Following White’s remarks, CEF co-founder Gregory Hill, who also serves as Managing Partner at ACERO Capital, took the stage to challenge attendees to set aside generic conference rhetoric and focus exclusively on tangible financial execution. Hill pushed back against the long-held international narrative that frames the Caribbean as a collection of isolated, economically vulnerable small states, instead positioning the region as one of the world’s most strategically important untapped investment frontiers.
“Let me be completely blunt and clear from the start: this is not just another regional development conference,” Hill told assembled delegates. “We are not here to talk — we are here to work, we are here to collaborate, and we are here to deliver actual results. We did not gather just to discuss what development could look like; we are here to finance it. So bring your checkbooks.”
Hill argued that the Caribbean economy can no longer afford endless cycles of diagnostic reports and policy discussions that never translate to on-the-ground action. He noted that the combined balance sheets of the global institutional investors and financial bodies represented at the forum total roughly $25 trillion — creating an unprecedented opportunity to close the long-standing gap between abundant global capital and the pipeline of viable, high-impact local projects across the Caribbean.

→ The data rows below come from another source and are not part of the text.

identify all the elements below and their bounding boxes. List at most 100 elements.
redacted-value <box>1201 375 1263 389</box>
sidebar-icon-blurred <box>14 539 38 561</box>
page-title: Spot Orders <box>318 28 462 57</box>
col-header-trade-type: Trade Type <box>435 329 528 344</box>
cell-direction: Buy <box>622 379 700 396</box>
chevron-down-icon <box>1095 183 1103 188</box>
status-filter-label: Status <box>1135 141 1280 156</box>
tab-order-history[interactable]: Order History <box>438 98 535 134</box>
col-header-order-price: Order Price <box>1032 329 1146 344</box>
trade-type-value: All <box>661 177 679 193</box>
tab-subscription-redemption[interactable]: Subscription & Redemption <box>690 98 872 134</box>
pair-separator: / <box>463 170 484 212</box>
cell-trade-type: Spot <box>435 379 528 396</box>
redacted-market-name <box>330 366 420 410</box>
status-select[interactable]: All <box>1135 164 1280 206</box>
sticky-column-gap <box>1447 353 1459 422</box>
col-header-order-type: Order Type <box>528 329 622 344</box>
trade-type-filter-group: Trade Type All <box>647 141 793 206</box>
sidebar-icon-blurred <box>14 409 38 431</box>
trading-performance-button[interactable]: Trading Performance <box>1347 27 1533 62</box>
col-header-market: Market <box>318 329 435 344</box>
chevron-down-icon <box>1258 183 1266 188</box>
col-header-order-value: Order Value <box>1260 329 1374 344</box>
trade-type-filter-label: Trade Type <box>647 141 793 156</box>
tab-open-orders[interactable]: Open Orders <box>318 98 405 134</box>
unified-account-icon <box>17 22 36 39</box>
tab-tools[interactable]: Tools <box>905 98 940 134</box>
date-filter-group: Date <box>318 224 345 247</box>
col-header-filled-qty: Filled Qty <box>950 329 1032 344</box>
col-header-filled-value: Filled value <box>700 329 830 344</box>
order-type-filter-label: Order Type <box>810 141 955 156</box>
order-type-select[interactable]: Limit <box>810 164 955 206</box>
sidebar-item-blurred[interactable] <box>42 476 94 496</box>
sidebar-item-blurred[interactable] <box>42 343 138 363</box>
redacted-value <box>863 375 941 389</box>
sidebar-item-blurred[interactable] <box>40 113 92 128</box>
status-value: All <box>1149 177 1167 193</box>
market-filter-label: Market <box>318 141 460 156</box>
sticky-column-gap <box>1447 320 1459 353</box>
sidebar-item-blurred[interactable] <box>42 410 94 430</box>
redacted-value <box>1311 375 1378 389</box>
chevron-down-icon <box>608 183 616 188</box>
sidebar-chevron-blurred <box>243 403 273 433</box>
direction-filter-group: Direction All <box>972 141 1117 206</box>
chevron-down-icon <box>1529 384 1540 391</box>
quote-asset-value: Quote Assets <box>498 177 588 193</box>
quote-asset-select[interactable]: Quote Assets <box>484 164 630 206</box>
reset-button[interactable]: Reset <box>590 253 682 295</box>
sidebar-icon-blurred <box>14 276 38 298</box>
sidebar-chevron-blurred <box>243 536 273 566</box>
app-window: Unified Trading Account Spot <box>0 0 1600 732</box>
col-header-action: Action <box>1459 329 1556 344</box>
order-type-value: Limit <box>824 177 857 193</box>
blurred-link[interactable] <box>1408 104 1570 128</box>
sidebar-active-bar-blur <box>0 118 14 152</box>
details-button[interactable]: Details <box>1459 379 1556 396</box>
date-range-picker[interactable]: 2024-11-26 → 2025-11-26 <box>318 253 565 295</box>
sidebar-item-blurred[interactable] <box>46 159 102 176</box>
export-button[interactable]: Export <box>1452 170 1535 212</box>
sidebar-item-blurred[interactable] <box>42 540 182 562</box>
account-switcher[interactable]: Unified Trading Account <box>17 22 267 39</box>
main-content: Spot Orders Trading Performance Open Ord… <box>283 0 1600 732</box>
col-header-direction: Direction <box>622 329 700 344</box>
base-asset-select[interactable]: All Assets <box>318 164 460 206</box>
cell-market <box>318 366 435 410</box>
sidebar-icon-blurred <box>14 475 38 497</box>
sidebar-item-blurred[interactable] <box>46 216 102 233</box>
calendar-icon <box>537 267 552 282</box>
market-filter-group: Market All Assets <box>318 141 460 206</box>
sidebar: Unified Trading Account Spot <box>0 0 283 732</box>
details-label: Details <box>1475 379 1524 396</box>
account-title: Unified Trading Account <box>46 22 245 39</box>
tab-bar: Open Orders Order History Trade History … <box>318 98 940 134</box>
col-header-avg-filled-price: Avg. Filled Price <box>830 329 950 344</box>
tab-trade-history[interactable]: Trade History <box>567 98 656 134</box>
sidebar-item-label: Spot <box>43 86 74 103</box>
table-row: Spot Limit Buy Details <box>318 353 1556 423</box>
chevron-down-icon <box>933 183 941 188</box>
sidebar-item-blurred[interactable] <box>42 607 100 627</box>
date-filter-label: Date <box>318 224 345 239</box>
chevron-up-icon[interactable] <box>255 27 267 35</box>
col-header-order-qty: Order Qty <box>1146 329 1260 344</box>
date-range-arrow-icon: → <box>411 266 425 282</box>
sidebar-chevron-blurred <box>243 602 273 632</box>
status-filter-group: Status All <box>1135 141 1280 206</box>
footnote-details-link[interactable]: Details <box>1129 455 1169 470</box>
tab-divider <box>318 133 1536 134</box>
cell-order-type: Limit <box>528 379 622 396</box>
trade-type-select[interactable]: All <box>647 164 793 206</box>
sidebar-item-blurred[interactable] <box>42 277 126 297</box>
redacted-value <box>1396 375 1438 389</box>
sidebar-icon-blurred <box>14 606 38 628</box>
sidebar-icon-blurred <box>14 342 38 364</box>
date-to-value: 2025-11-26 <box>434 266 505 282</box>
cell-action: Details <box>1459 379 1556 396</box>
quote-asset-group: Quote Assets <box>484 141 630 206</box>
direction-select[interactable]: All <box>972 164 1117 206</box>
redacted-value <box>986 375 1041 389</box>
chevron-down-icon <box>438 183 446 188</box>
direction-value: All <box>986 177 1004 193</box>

Over the course of the forum, discussions will center on four core strategic pillars: accelerating the region’s energy transition, building climate-resilient infrastructure, advancing food security through agricultural modernization, and growing the Caribbean’s creative economy. To deliver scaled investment across these sectors, Hill argued, the region needs a modernized financial framework that leverages blended finance structures to reduce risk for private sector entities entering the market.
Hill also called for a fundamental shift in how the success of multilateral development banks and development finance institutions operating in the Caribbean is measured. He proposed that these entities should be evaluated primarily by their ability to mobilize and deploy private capital into productive regional assets, rather than by the total volume of independent loans or grants they disburse.
“Success will not be measured by how eloquent our speeches are today,” Hill said. “Success will only be measured by the formal mandates we sign, the partnerships we lock in, the projects that get actual funding, the businesses that expand, and the jobs that are created for Caribbean people. If we get this right, future generations will look back and see that this was the moment the Caribbean stopped viewing itself as a collection of independent, isolated, fractured economies — and started acting as a unified, investable asset class that delivers shared prosperity for all.”